这非常混乱,但可以完成工作。请注意,如果您对数 对列表进行切片,您将在开始时得到一些空箱。你的例子给出了算术索引序列。
from math import log, exp
def split_list(_list, divs):
n = float(len(_list))
log_n = log(n)
indices = [0] + [int(exp(log_n*i/divs)) for i in range(divs)]
unfiltered = [_list[indices[i]:indices[i+1]] for i in range(divs)] + [_list[indices[i+1]:]]

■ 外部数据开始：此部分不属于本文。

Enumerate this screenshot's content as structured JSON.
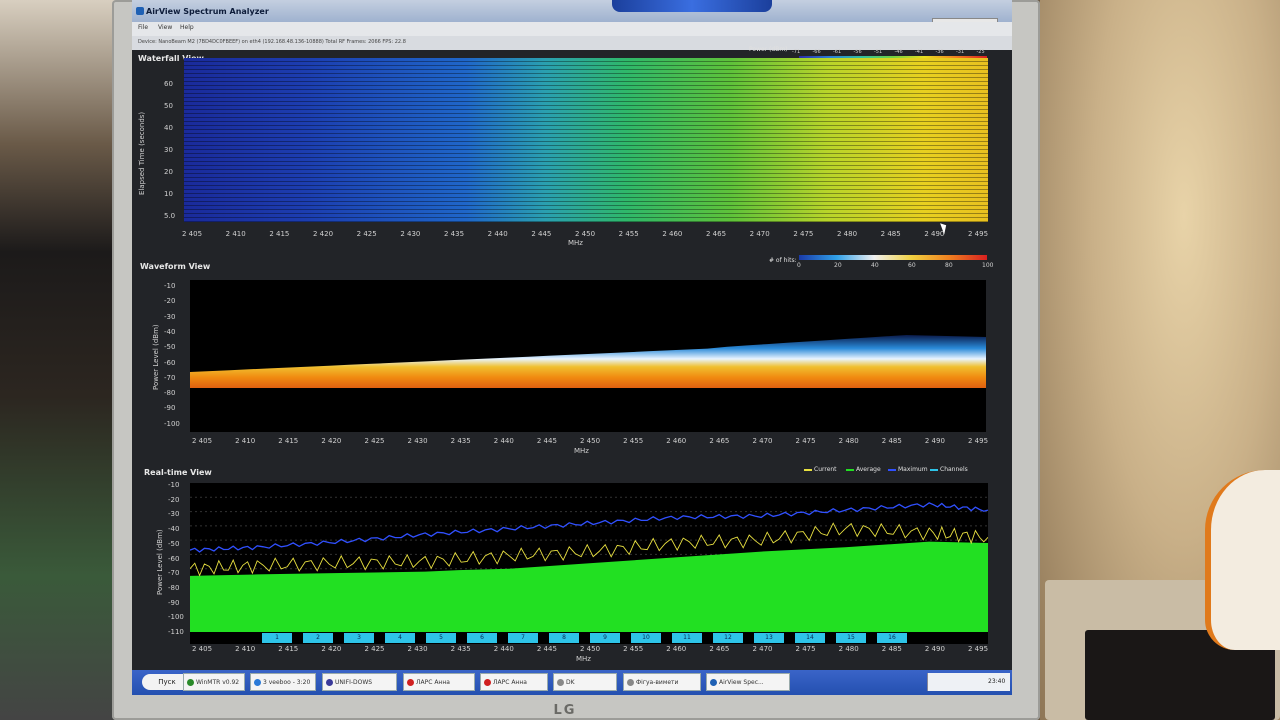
{
  "window": {
    "title": "AirView Spectrum Analyzer",
    "reset_label": "Reset All Data"
  },
  "menu": [
    "File",
    "View",
    "Help"
  ],
  "device_info": "Device: NanoBeam M2 (7BD4DC0FBEEF) on eth4 (192.168.48.136-10888)   Total RF Frames: 2066   FPS: 22.8",
  "waterfall": {
    "title": "Waterfall View",
    "colorbar_title": "Power (dBm)",
    "colorbar_ticks": [
      "-71",
      "-66",
      "-61",
      "-56",
      "-51",
      "-46",
      "-41",
      "-36",
      "-31",
      "-25"
    ],
    "ylabel": "Elapsed Time (seconds)",
    "yticks": [
      "60",
      "50",
      "40",
      "30",
      "20",
      "10",
      "5.0"
    ],
    "xlabel": "MHz"
  },
  "waveform": {
    "title": "Waveform View",
    "colorbar_title": "# of hits:",
    "colorbar_ticks": [
      "0",
      "20",
      "40",
      "60",
      "80",
      "100"
    ],
    "ylabel": "Power Level (dBm)",
    "yticks": [
      "-10",
      "-20",
      "-30",
      "-40",
      "-50",
      "-60",
      "-70",
      "-80",
      "-90",
      "-100"
    ],
    "xlabel": "MHz"
  },
  "realtime": {
    "title": "Real-time View",
    "ylabel": "Power Level (dBm)",
    "yticks": [
      "-10",
      "-20",
      "-30",
      "-40",
      "-50",
      "-60",
      "-70",
      "-80",
      "-90",
      "-100",
      "-110"
    ],
    "xlabel": "MHz",
    "legend": [
      {
        "label": "Current",
        "color": "#e8e040"
      },
      {
        "label": "Average",
        "color": "#22e022"
      },
      {
        "label": "Maximum",
        "color": "#3050ff"
      },
      {
        "label": "Channels",
        "color": "#2ec4e8"
      }
    ],
    "channels": [
      "1",
      "2",
      "3",
      "4",
      "5",
      "6",
      "7",
      "8",
      "9",
      "10",
      "11",
      "12",
      "13",
      "14",
      "15",
      "16"
    ]
  },
  "freq_ticks": [
    "2 405",
    "2 410",
    "2 415",
    "2 420",
    "2 425",
    "2 430",
    "2 435",
    "2 440",
    "2 445",
    "2 450",
    "2 455",
    "2 460",
    "2 465",
    "2 470",
    "2 475",
    "2 480",
    "2 485",
    "2 490",
    "2 495"
  ],
  "taskbar": {
    "start": "Пуск",
    "buttons": [
      "WinMTR v0.92",
      "3 veeboo - 3:20",
      "UNIFI-DOWS",
      "ЛАРС Анна",
      "ЛАРС Анна",
      "DK",
      "Фігуа-вимети",
      "AirView Spec..."
    ],
    "clock": "23:40"
  },
  "chart_data": [
    {
      "type": "line",
      "title": "Real-time View",
      "xlabel": "MHz",
      "ylabel": "Power Level (dBm)",
      "xlim": [
        2402,
        2497
      ],
      "ylim": [
        -115,
        -10
      ],
      "series": [
        {
          "name": "Maximum",
          "x": [
            2402,
            2410,
            2420,
            2430,
            2440,
            2450,
            2460,
            2470,
            2480,
            2490,
            2497
          ],
          "values": [
            -57,
            -55,
            -51,
            -46,
            -42,
            -38,
            -34,
            -33,
            -29,
            -25,
            -29
          ]
        },
        {
          "name": "Current",
          "x": [
            2402,
            2410,
            2420,
            2430,
            2440,
            2450,
            2460,
            2470,
            2480,
            2490,
            2497
          ],
          "values": [
            -70,
            -68,
            -66,
            -65,
            -61,
            -58,
            -52,
            -50,
            -42,
            -45,
            -48
          ]
        },
        {
          "name": "Average",
          "x": [
            2402,
            2410,
            2420,
            2430,
            2434,
            2440,
            2450,
            2460,
            2470,
            2480,
            2490,
            2497
          ],
          "values": [
            -75,
            -74,
            -73,
            -72,
            -71,
            -70,
            -66,
            -62,
            -58,
            -55,
            -51,
            -52
          ]
        }
      ]
    }
  ]
}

filtered = [sublist for sublist in unfiltered if sublist]
return [[] for _ in range(divs- len(filtered))] + filtered
print split_list(range(1024), 32)
编辑: 查看评论后,这里有一个可能适合您的示例:
def split_list(_list):
copy, output = _list[:], []
length = 1
while copy:
output.append([])
for _ in range(length):
if len(copy) > 0:
output[-1].append(copy.pop(0))
length *= 2
return output
print split_list(range(15))
# [[0], [1, 2], [3, 4, 5, 6], [7, 8, 9, 10, 11, 12, 13, 14]]
请注意,此代码效率不高,但可以用作编写更好算法的模板。